Religion was not taught per se in the "Protestant" schools as in the Catholic schools but certainly the values were, more indirectly than deliberately. And looking through my father's old readers and even my Grade 7 and 8 readers, there were excerpts from the KJV Bible which were taught as literature.
At Cavell, if my memory serves me correct (and I hope someone can verify as I am old and my memory sometimes recalls things that didn't happen), in the morning we stood at our desks and sang Oh Canada and said the Lord's Prayer (long version). When we went to Leipzig, we gathered in the hall in the morning and sang Oh Canada and said the Lord's Prayer (short version). It was not a problem for our parents because we all to a greater or lesser degree, subscribed to some version of Christianity.
I suspect that this held true for all parts of Canada at some time in their history. However, as more people moved to Canada from all parts of the world, unless they were Catholic, their kids ended up in the Public School system effectively diluting the Protestant only make up. So we have public schools with Protestants, Roman Catholics, Eastern Orthodox, JWs, Jews, Muslims, Buddhists, Hindus, and two dozen other kinds I have never heard of along with people who don't believe in any kind of God or gods.

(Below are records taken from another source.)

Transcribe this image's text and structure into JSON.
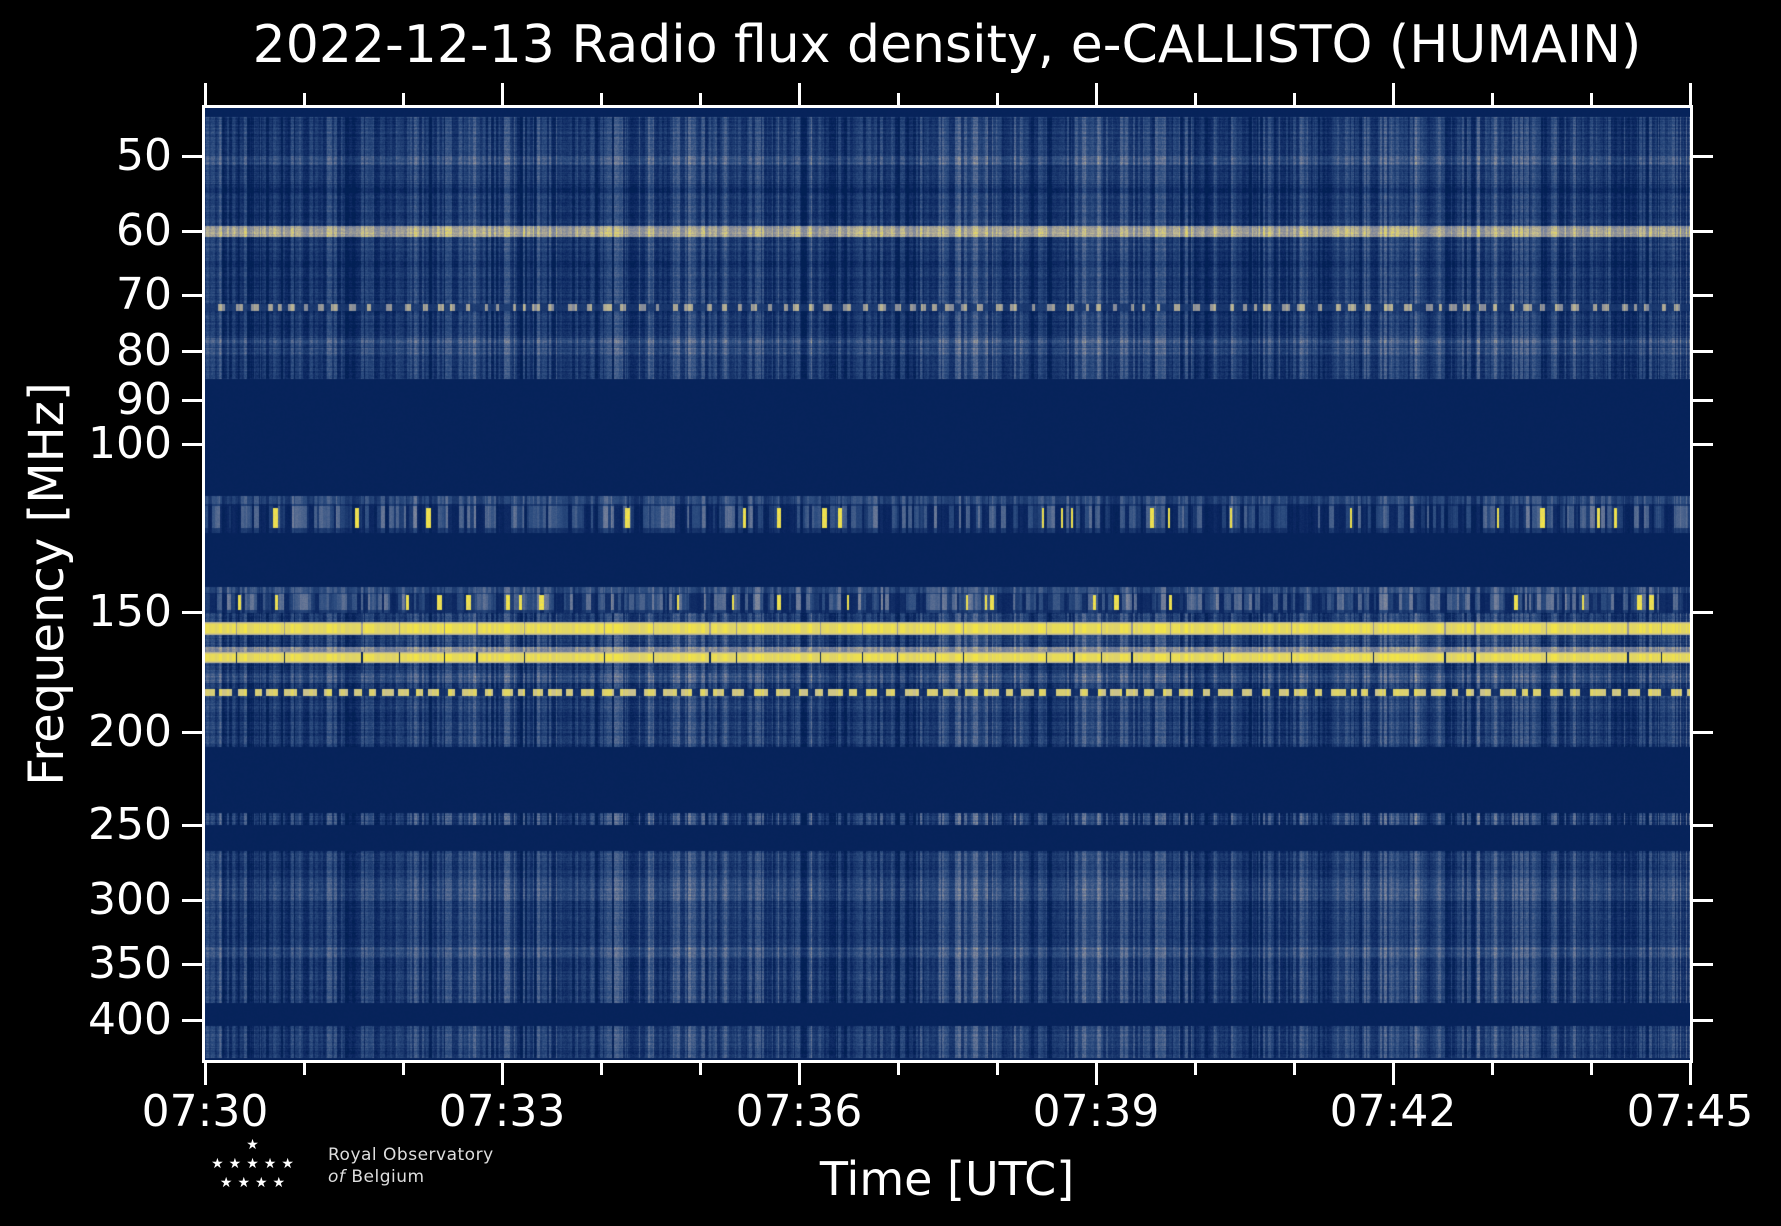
{
  "page": {
    "background": "#000000",
    "text_color": "#ffffff"
  },
  "chart_data": {
    "type": "heatmap",
    "subtype": "radio-spectrogram",
    "title": "2022-12-13 Radio flux density, e-CALLISTO (HUMAIN)",
    "xlabel": "Time [UTC]",
    "ylabel": "Frequency [MHz]",
    "x_tick_labels": [
      "07:30",
      "07:33",
      "07:36",
      "07:39",
      "07:42",
      "07:45"
    ],
    "x_major_tick_minutes": 3,
    "x_minor_tick_minutes": 1,
    "time_range_utc": [
      "07:30",
      "07:45"
    ],
    "y_scale": "log",
    "y_axis_inverted": true,
    "y_tick_labels": [
      50,
      60,
      70,
      80,
      90,
      100,
      150,
      200,
      250,
      300,
      350,
      400
    ],
    "freq_range_mhz": [
      44.6,
      440.4
    ],
    "grid": false,
    "legend": "none",
    "colormap_stops": [
      [
        0.0,
        "#001f52"
      ],
      [
        0.1,
        "#0a255f"
      ],
      [
        0.25,
        "#1a386e"
      ],
      [
        0.4,
        "#2d4d80"
      ],
      [
        0.55,
        "#4f668e"
      ],
      [
        0.7,
        "#78829b"
      ],
      [
        0.8,
        "#a09e96"
      ],
      [
        0.9,
        "#c8c091"
      ],
      [
        1.0,
        "#f8e93d"
      ]
    ],
    "quiet_color": "#00235a",
    "bright_line_color": "#f8e93d",
    "bands": [
      {
        "f_lo": 44.6,
        "f_hi": 45.6,
        "style": "quiet"
      },
      {
        "f_lo": 45.6,
        "f_hi": 50.0,
        "style": "noise",
        "base": 0.3
      },
      {
        "f_lo": 50.0,
        "f_hi": 51.2,
        "style": "noise",
        "base": 0.44
      },
      {
        "f_lo": 51.2,
        "f_hi": 53.6,
        "style": "noise",
        "base": 0.3
      },
      {
        "f_lo": 53.6,
        "f_hi": 54.7,
        "style": "noise",
        "base": 0.2
      },
      {
        "f_lo": 54.7,
        "f_hi": 59.2,
        "style": "noise",
        "base": 0.28
      },
      {
        "f_lo": 59.2,
        "f_hi": 60.9,
        "style": "tan",
        "base": 0.82
      },
      {
        "f_lo": 60.9,
        "f_hi": 64.4,
        "style": "noise",
        "base": 0.3
      },
      {
        "f_lo": 64.4,
        "f_hi": 65.6,
        "style": "noise",
        "base": 0.2
      },
      {
        "f_lo": 65.6,
        "f_hi": 71.4,
        "style": "noise",
        "base": 0.27
      },
      {
        "f_lo": 71.4,
        "f_hi": 72.7,
        "style": "tandash"
      },
      {
        "f_lo": 72.7,
        "f_hi": 76.6,
        "style": "noise",
        "base": 0.26
      },
      {
        "f_lo": 76.6,
        "f_hi": 77.6,
        "style": "noise",
        "base": 0.31
      },
      {
        "f_lo": 77.6,
        "f_hi": 78.8,
        "style": "noise",
        "base": 0.46
      },
      {
        "f_lo": 78.8,
        "f_hi": 79.5,
        "style": "noise",
        "base": 0.3
      },
      {
        "f_lo": 79.5,
        "f_hi": 80.7,
        "style": "noise",
        "base": 0.44
      },
      {
        "f_lo": 80.7,
        "f_hi": 85.6,
        "style": "noise",
        "base": 0.28
      },
      {
        "f_lo": 85.6,
        "f_hi": 113.4,
        "style": "quiet"
      },
      {
        "f_lo": 113.4,
        "f_hi": 124.0,
        "style": "speckle",
        "base": 0.1,
        "density": 0.55,
        "yellow_prob": 0.03
      },
      {
        "f_lo": 124.0,
        "f_hi": 141.3,
        "style": "quiet"
      },
      {
        "f_lo": 141.3,
        "f_hi": 150.4,
        "style": "speckle",
        "base": 0.14,
        "density": 0.6,
        "yellow_prob": 0.025
      },
      {
        "f_lo": 150.4,
        "f_hi": 153.7,
        "style": "noise",
        "base": 0.3,
        "ticks": 0.5
      },
      {
        "f_lo": 153.7,
        "f_hi": 158.6,
        "style": "yellow",
        "ticks": 0.4
      },
      {
        "f_lo": 158.6,
        "f_hi": 163.2,
        "style": "noise",
        "base": 0.33,
        "ticks": 0.3
      },
      {
        "f_lo": 163.2,
        "f_hi": 165.2,
        "style": "tan",
        "base": 0.72
      },
      {
        "f_lo": 165.2,
        "f_hi": 169.6,
        "style": "yellow",
        "ticks": 1.0
      },
      {
        "f_lo": 169.6,
        "f_hi": 173.7,
        "style": "noise",
        "base": 0.3,
        "ticks": 0.5
      },
      {
        "f_lo": 173.7,
        "f_hi": 178.0,
        "style": "noise",
        "base": 0.46
      },
      {
        "f_lo": 178.0,
        "f_hi": 180.6,
        "style": "noise",
        "base": 0.22
      },
      {
        "f_lo": 180.6,
        "f_hi": 183.6,
        "style": "dash"
      },
      {
        "f_lo": 183.6,
        "f_hi": 207.2,
        "style": "noise",
        "base": 0.3
      },
      {
        "f_lo": 207.2,
        "f_hi": 242.9,
        "style": "quiet"
      },
      {
        "f_lo": 242.9,
        "f_hi": 250.1,
        "style": "noise",
        "base": 0.3,
        "contrast": 1.5
      },
      {
        "f_lo": 250.1,
        "f_hi": 266.2,
        "style": "quiet"
      },
      {
        "f_lo": 266.2,
        "f_hi": 284.1,
        "style": "noise",
        "base": 0.3
      },
      {
        "f_lo": 284.1,
        "f_hi": 300.2,
        "style": "noise",
        "base": 0.43
      },
      {
        "f_lo": 300.2,
        "f_hi": 335.4,
        "style": "noise",
        "base": 0.3
      },
      {
        "f_lo": 335.4,
        "f_hi": 343.6,
        "style": "noise",
        "base": 0.44
      },
      {
        "f_lo": 343.6,
        "f_hi": 383.9,
        "style": "noise",
        "base": 0.3,
        "contrast": 1.2
      },
      {
        "f_lo": 383.9,
        "f_hi": 405.8,
        "style": "quiet"
      },
      {
        "f_lo": 405.8,
        "f_hi": 438.0,
        "style": "noise",
        "base": 0.31
      },
      {
        "f_lo": 438.0,
        "f_hi": 440.4,
        "style": "quiet"
      }
    ]
  },
  "footer": {
    "credit_line1": "Royal Observatory",
    "credit_word_italic": "of",
    "credit_line2": "Belgium",
    "star_rows": [
      1,
      5,
      4
    ]
  }
}
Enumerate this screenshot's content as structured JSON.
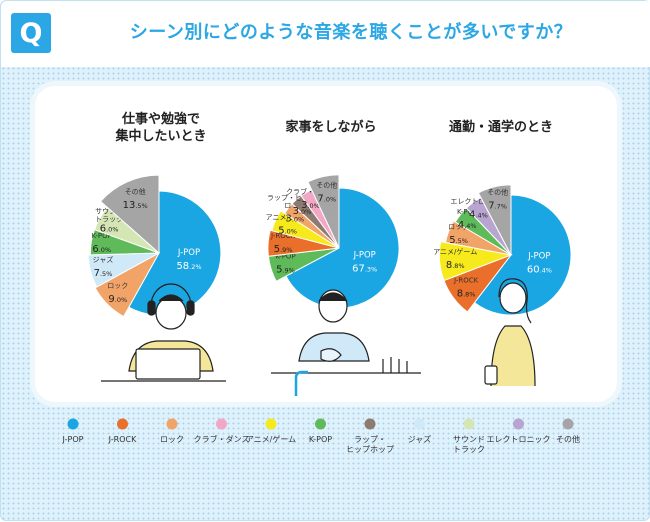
{
  "header": {
    "badge": "Q",
    "question": "シーン別にどのような音楽を聴くことが多いですか？"
  },
  "colors": {
    "J-POP": "#1aa5e3",
    "J-ROCK": "#e96f2b",
    "ロック": "#f2a468",
    "クラブ・ダンス": "#f2a7c4",
    "アニメ/ゲーム": "#f7ea1c",
    "K-POP": "#5fbb5a",
    "ラップ・ヒップホップ": "#8d7b72",
    "ジャズ": "#cfe9f8",
    "サウンドトラック": "#d5e6b5",
    "エレクトロニック": "#b8a4d0",
    "その他": "#a5a5a5"
  },
  "legend": [
    {
      "key": "J-POP",
      "label": "J-POP"
    },
    {
      "key": "J-ROCK",
      "label": "J-ROCK"
    },
    {
      "key": "ロック",
      "label": "ロック"
    },
    {
      "key": "クラブ・ダンス",
      "label": "クラブ・ダンス"
    },
    {
      "key": "アニメ/ゲーム",
      "label": "アニメ/ゲーム"
    },
    {
      "key": "K-POP",
      "label": "K-POP"
    },
    {
      "key": "ラップ・ヒップホップ",
      "label": "ラップ・\nヒップホップ"
    },
    {
      "key": "ジャズ",
      "label": "ジャズ"
    },
    {
      "key": "サウンドトラック",
      "label": "サウンド\nトラック"
    },
    {
      "key": "エレクトロニック",
      "label": "エレクトロニック"
    },
    {
      "key": "その他",
      "label": "その他"
    }
  ],
  "chart_data": [
    {
      "type": "pie",
      "title": "仕事や勉強で\n集中したいとき",
      "slices": [
        {
          "key": "J-POP",
          "label": "J-POP",
          "value": 58.2
        },
        {
          "key": "ロック",
          "label": "ロック",
          "value": 9.0
        },
        {
          "key": "ジャズ",
          "label": "ジャズ",
          "value": 7.5
        },
        {
          "key": "K-POP",
          "label": "K-POP",
          "value": 6.0
        },
        {
          "key": "サウンドトラック",
          "label": "サウンド\nトラック",
          "value": 6.0
        },
        {
          "key": "その他",
          "label": "その他",
          "value": 13.5
        }
      ]
    },
    {
      "type": "pie",
      "title": "家事をしながら",
      "slices": [
        {
          "key": "J-POP",
          "label": "J-POP",
          "value": 67.3
        },
        {
          "key": "K-POP",
          "label": "K-POP",
          "value": 5.9
        },
        {
          "key": "J-ROCK",
          "label": "J-ROCK",
          "value": 5.9
        },
        {
          "key": "アニメ/ゲーム",
          "label": "アニメ/ゲーム",
          "value": 5.0
        },
        {
          "key": "ロック",
          "label": "ロック",
          "value": 3.0
        },
        {
          "key": "ラップ・ヒップホップ",
          "label": "ラップ・ヒップホップ",
          "value": 3.0
        },
        {
          "key": "クラブ・ダンス",
          "label": "クラブ・ダンス",
          "value": 3.0
        },
        {
          "key": "その他",
          "label": "その他",
          "value": 7.0
        }
      ]
    },
    {
      "type": "pie",
      "title": "通勤・通学のとき",
      "slices": [
        {
          "key": "J-POP",
          "label": "J-POP",
          "value": 60.4
        },
        {
          "key": "J-ROCK",
          "label": "J-ROCK",
          "value": 8.8
        },
        {
          "key": "アニメ/ゲーム",
          "label": "アニメ/ゲーム",
          "value": 8.8
        },
        {
          "key": "ロック",
          "label": "ロック",
          "value": 5.5
        },
        {
          "key": "K-POP",
          "label": "K-POP",
          "value": 4.4
        },
        {
          "key": "エレクトロニック",
          "label": "エレクトロニック",
          "value": 4.4
        },
        {
          "key": "その他",
          "label": "その他",
          "value": 7.7
        }
      ]
    }
  ]
}
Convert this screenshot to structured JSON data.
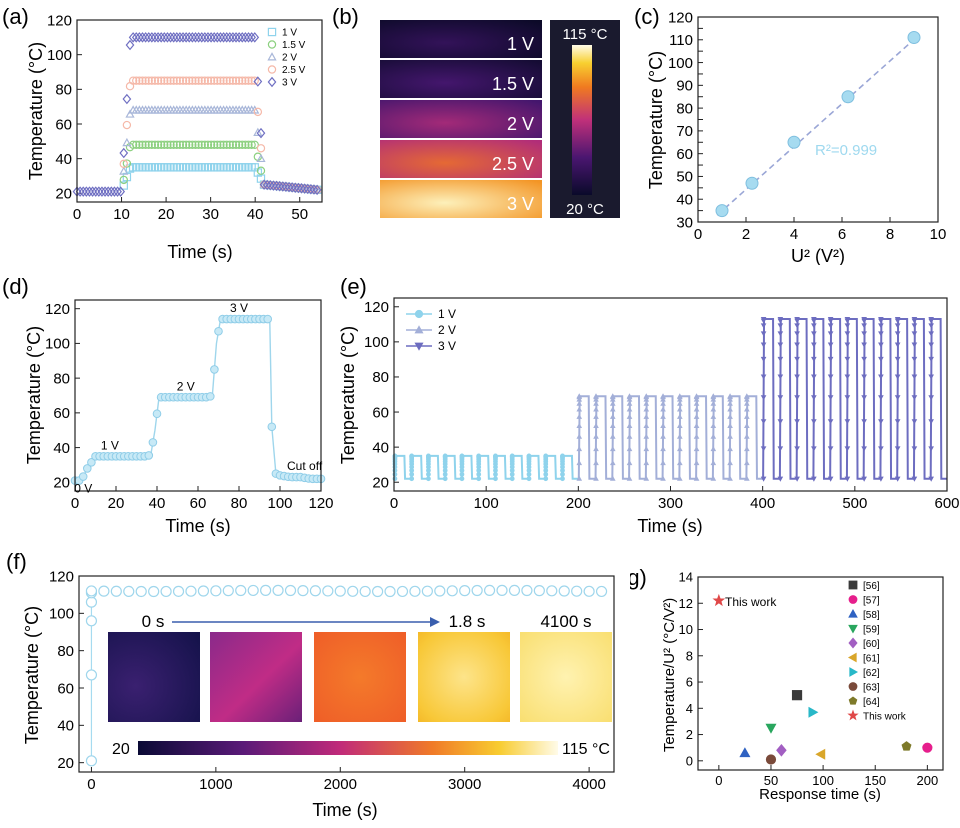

It is no longer one size fits all. The world has changed and we have to change with it. If there is going to be prayer in the schools, then everyone has to divide up into their own groups and pray their own prayers or else no prayers at all. Christmas is THE most important festival season in the Christian world. School Christmas Concerts used to have bits and pieces about Christmas - carols and mangers and such. Not any more. I kind of miss it but recognize that public schools are for all students and must take into account the beliefs of all students as best as possible.
The folks that are hostile about all this, claiming an attack on Christianity etc., are just trying to sound righteous. What they are really upset about is that the demographic make up of our country has changed and they don't like it. But rural schools were simpler 50 years ago, I will admit.
It was not very much different at Wascana School in Regina (a public school). We sang O Canada, said the Lord's Prayer (and sometimes sang God Save the Queen). I was was a year ahead of you.
ReplyDeleteAt public school in the 1960s we sang O Canada and/or God Save the Queen at morning exercises in the main hallway with all the classes marching in and out in lines (our principal was in the military.) But I don't remember saying the Lord's Prayer at school unless we did in individual classrooms depending on the teacher.
ReplyDeletePretty much the same in the U.S. as well up until 1961 or 62 when prayer was taken out of public schools. We would recite the Pledge of Allegiance then the Lords prayer (can't remember short or long).
ReplyDeleteYour classroom looks pretty much the same as ours except our desks were individual and movable. And I'll bet you even remember the smell of the place. Who could forget that?
In Leipzig School our desks were individual and moveable too. Classroom smell varied by time of year. In winter the smell was coal and wood fired furnace in the basement. IN summer it was dust from the fields. Mondays it was the smell of weekend cleaning.